A natural democratic principle is applied here. Too often, the political sphere is the limit at which American democracy ends. In the worst of the modern world’s situations, have we conceded an economic feudalism to the large corporations of our day?
There is need as well of the coordination and fitting and harmonious combination of the spontaneous efforts of individuals and of free groups with the undertakings of public authorities. Growth is not to be left solely to a kind of mechanical course of the economic activity of individuals, nor to the authority of government. For this reason, doctrines which obstruct the necessary reforms under the guise of a false liberty, and those which subordinate the basic rights of individual persons and groups to the collective organization of production must be shown to be erroneous. (4. Cf. Leo XIII, encyclical letter Libertas, in Acta Leonis XIII, t. VIII, p. 220 ff; Pius XI, encyclical letter Quadragesimo Anno: AAS 23 (1931), p. 191 ff; Pius XI, encyclical letter Divini Redemptoris: AAS 39 (1937), p. 65 ff; Pius XII, Nuntius natalicius 1941: AAS 34 (1942), p. 10 ff: John XXIII, encyclical letter Mater et Magistra: AAS 53 (1961), pp. 401-464.)

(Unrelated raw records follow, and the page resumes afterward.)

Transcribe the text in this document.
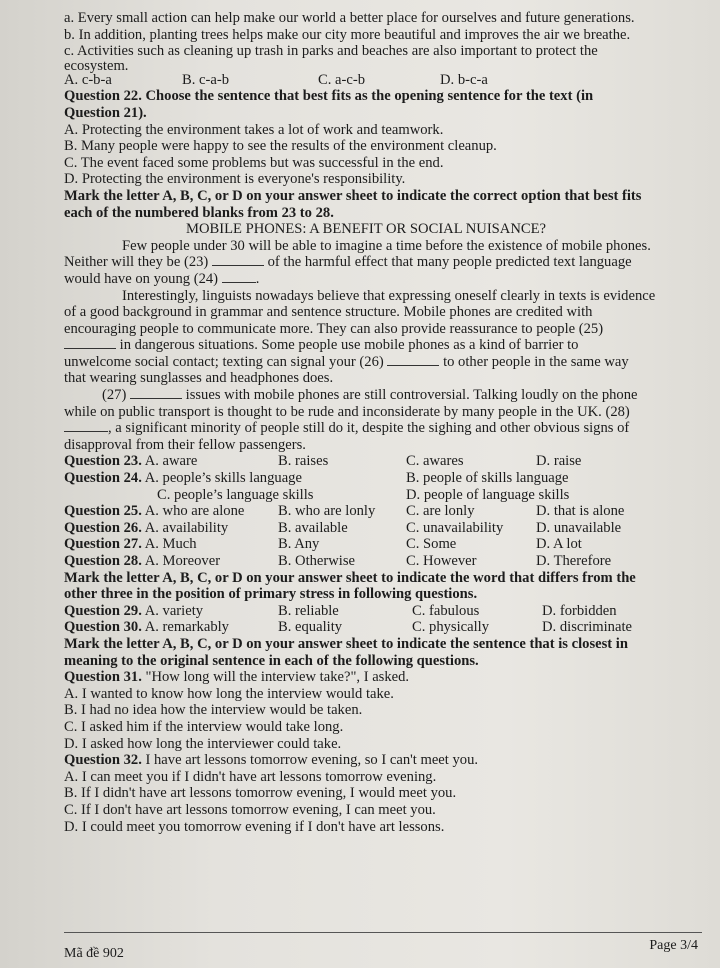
a. Every small action can help make our world a better place for ourselves and future generations.

b. In addition, planting trees helps make our city more beautiful and improves the air we breathe.

c. Activities such as cleaning up trash in parks and beaches are also important to protect the

ecosystem.

A. c-b-a	B. c-a-b	C. a-c-b	D. b-c-a

Question 22. Choose the sentence that best fits as the opening sentence for the text (in

Question 21).

A. Protecting the environment takes a lot of work and teamwork.

B. Many people were happy to see the results of the environment cleanup.

C. The event faced some problems but was successful in the end.

D. Protecting the environment is everyone's responsibility.

Mark the letter A, B, C, or D on your answer sheet to indicate the correct option that best fits

each of the numbered blanks from 23 to 28.

MOBILE PHONES: A BENEFIT OR SOCIAL NUISANCE?

Few people under 30 will be able to imagine a time before the existence of mobile phones.

Neither will they be (23)	of the harmful effect that many people predicted text language

would have on young (24)	.

Interestingly, linguists nowadays believe that expressing oneself clearly in texts is evidence

of a good background in grammar and sentence structure. Mobile phones are credited with

encouraging people to communicate more. They can also provide reassurance to people (25)

in dangerous situations. Some people use mobile phones as a kind of barrier to

unwelcome social contact; texting can signal your (26)	to other people in the same way

that wearing sunglasses and headphones does.

(27)	issues with mobile phones are still controversial. Talking loudly on the phone

while on public transport is thought to be rude and inconsiderate by many people in the UK. (28)

, a significant minority of people still do it, despite the sighing and other obvious signs of

disapproval from their fellow passengers.

Question 23. A. aware	B. raises	C. awares	D. raise
Question 24. A. people’s skills language	B. people of skills language
C. people’s language skills	D. people of language skills
Question 25. A. who are alone	B. who are lonly	C. are lonly	D. that is alone
Question 26. A. availability	B. available	C. unavailability	D. unavailable
Question 27. A. Much	B. Any	C. Some	D. A lot
Question 28. A. Moreover	B. Otherwise	C. However	D. Therefore

Mark the letter A, B, C, or D on your answer sheet to indicate the word that differs from the

other three in the position of primary stress in following questions.

Question 29. A. variety	B. reliable	C. fabulous	D. forbidden
Question 30. A. remarkably	B. equality	C. physically	D. discriminate

Mark the letter A, B, C, or D on your answer sheet to indicate the sentence that is closest in

meaning to the original sentence in each of the following questions.

Question 31. "How long will the interview take?", I asked.

A. I wanted to know how long the interview would take.

B. I had no idea how the interview would be taken.

C. I asked him if the interview would take long.

D. I asked how long the interviewer could take.

Question 32. I have art lessons tomorrow evening, so I can't meet you.

A. I can meet you if I didn't have art lessons tomorrow evening.

B. If I didn't have art lessons tomorrow evening, I would meet you.

C. If I don't have art lessons tomorrow evening, I can meet you.

D. I could meet you tomorrow evening if I don't have art lessons.

Mã đề 902
Page 3/4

Reiterating again that economics serve society, not the other way around, and that economics must be guided by a wider sphere of influence than business and political leaders to be authentically moral and beneficial to society as a whole.
Citizens, on the other hand, should remember that it is their right and duty, which is also to be recognized by the civil authority, to contribute to the true progress of their own community according to their ability. Especially in underdeveloped areas, where all resources must urgently be employed, those who hold back their unproductive resources or who deprive their community of the material or spiritual aid that it needs-saving the personal right of migration-gravely endanger the common good.
Ceding easy control to authorities is wrong. Again, participation of citizens in the formation of the economy is not only a right, but also a responsibility.